Release Date: July 17, 2013
Running Time: 96 minutes
Sorry, Vin Diesel, but you’re not the only one with a need for speed. In Turbo, a garden snail voiced by the lightly flippant Ryan Reynolds wishes he were as fast and furious as the racing car drivers he admires from afar. Impossible? Not when you Theo, the latest in a long line of go-getting little guys whose big dreams come true in your typical by-the-numbers DreamWorks Animation underdog tale. Don’t ask how but Theo goes from zero to hero when he’s blessed with the speed of an open-wheel car.
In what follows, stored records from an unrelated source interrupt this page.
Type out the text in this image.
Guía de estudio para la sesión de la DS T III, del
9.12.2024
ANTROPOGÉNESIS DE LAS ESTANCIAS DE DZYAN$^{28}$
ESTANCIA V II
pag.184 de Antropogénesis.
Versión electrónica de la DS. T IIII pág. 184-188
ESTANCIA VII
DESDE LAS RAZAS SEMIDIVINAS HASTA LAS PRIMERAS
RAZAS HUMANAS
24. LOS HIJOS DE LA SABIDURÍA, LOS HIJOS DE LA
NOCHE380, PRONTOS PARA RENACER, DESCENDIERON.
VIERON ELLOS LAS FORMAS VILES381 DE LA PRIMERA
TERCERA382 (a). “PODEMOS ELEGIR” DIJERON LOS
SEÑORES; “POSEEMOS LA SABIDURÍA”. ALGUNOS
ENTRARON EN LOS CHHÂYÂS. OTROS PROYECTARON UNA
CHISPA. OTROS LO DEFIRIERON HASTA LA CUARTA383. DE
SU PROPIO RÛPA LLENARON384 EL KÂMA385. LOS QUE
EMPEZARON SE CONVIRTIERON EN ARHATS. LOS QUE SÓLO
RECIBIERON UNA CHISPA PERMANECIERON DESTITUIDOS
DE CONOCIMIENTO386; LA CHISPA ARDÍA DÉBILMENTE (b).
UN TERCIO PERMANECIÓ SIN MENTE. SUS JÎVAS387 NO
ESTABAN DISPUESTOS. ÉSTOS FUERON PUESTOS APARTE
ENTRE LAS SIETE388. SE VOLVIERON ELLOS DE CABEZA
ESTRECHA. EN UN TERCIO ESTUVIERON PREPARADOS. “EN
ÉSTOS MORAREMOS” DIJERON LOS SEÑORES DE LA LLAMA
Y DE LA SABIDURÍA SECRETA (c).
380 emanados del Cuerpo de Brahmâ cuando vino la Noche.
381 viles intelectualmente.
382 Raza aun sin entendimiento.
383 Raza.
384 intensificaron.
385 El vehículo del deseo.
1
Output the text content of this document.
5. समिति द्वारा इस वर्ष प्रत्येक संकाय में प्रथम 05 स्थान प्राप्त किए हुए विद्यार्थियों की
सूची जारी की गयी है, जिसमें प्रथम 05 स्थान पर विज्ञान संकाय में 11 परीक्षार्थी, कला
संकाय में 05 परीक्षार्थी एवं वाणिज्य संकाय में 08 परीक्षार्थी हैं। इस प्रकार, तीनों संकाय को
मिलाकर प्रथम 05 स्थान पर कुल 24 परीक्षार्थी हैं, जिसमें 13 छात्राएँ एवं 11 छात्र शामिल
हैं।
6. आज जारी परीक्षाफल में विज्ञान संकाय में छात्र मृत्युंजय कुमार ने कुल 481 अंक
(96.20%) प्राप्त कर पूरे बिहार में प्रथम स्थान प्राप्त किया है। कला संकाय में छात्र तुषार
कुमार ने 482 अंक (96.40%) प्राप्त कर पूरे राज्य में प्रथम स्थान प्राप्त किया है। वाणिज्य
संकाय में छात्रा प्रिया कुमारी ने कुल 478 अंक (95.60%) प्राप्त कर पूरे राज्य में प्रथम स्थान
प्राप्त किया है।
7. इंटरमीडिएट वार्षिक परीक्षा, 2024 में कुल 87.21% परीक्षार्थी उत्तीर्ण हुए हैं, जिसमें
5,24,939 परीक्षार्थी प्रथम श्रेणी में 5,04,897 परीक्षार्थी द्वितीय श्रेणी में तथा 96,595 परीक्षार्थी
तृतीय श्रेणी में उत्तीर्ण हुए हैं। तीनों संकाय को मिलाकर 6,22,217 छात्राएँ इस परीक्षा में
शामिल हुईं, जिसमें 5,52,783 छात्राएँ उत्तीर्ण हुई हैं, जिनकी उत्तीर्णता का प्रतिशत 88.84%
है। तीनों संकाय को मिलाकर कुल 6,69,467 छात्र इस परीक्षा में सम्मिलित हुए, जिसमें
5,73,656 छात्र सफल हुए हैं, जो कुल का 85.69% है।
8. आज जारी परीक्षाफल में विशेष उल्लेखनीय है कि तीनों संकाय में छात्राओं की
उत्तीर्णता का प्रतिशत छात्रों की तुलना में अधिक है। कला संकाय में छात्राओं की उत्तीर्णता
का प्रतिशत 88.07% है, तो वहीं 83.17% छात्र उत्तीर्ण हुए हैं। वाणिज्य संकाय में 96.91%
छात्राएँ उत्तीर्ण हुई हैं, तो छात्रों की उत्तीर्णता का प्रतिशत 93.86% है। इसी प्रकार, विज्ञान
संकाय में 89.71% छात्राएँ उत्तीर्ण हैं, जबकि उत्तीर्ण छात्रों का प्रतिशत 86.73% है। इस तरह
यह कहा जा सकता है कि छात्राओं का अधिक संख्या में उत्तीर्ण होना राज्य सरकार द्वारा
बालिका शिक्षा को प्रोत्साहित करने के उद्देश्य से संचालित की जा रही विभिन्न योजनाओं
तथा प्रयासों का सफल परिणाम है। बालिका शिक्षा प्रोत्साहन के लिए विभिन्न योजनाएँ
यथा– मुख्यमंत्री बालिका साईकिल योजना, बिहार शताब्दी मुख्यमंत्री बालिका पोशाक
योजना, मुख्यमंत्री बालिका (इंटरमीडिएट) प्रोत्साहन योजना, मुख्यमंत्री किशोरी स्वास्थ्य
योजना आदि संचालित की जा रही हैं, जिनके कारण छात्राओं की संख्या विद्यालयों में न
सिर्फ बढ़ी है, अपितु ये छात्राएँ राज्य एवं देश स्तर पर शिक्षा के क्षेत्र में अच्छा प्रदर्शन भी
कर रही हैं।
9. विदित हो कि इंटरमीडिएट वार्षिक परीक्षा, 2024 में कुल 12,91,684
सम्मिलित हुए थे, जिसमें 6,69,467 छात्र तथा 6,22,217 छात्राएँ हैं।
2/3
Against the wishes of his anxious brother Chet (Paul Giamatti), Theo acts on his ambitions and enters the Indianapolis 500. Yes, Turbo is a run-of-the-mill inspirational sports fantasy, with writer/director David Soren borrowing here and there from Aesop’s fable about the tortoise and the hare. While the climatic big race is quite an adrenaline rush, Turbo at its best early when Theo has yet to obtain his superpowers and must live an ordinary life harvesting tomatoes in garden patch. There’s intrigue to be found in Theo’s refusal to conform to the dull and cautious snail community that views his dreams as crazy and stupid, and the not-so-hidden dangers of his world adds a lot of tension to Turbo. Most of the fun in Turbo occurs when Theo joins a snail racing circuit, and his friendly rivals are voiced with energy and enthusiasm by the likes of Samuel L. Jackson, Snoop Dogg, and Maya Rudolph. Bill Hader puts on his best smarmy French-Canadian accent as the racing champion Theo admires but wants to badly beat in the Indy 500. Turbo is neon bright and roaring loud in all the best ways, but is never seeks to impress or put forth any message of substance, like most offerings these days from DreamWorks Animation. At least Turbo’s a fun ride while it lasts.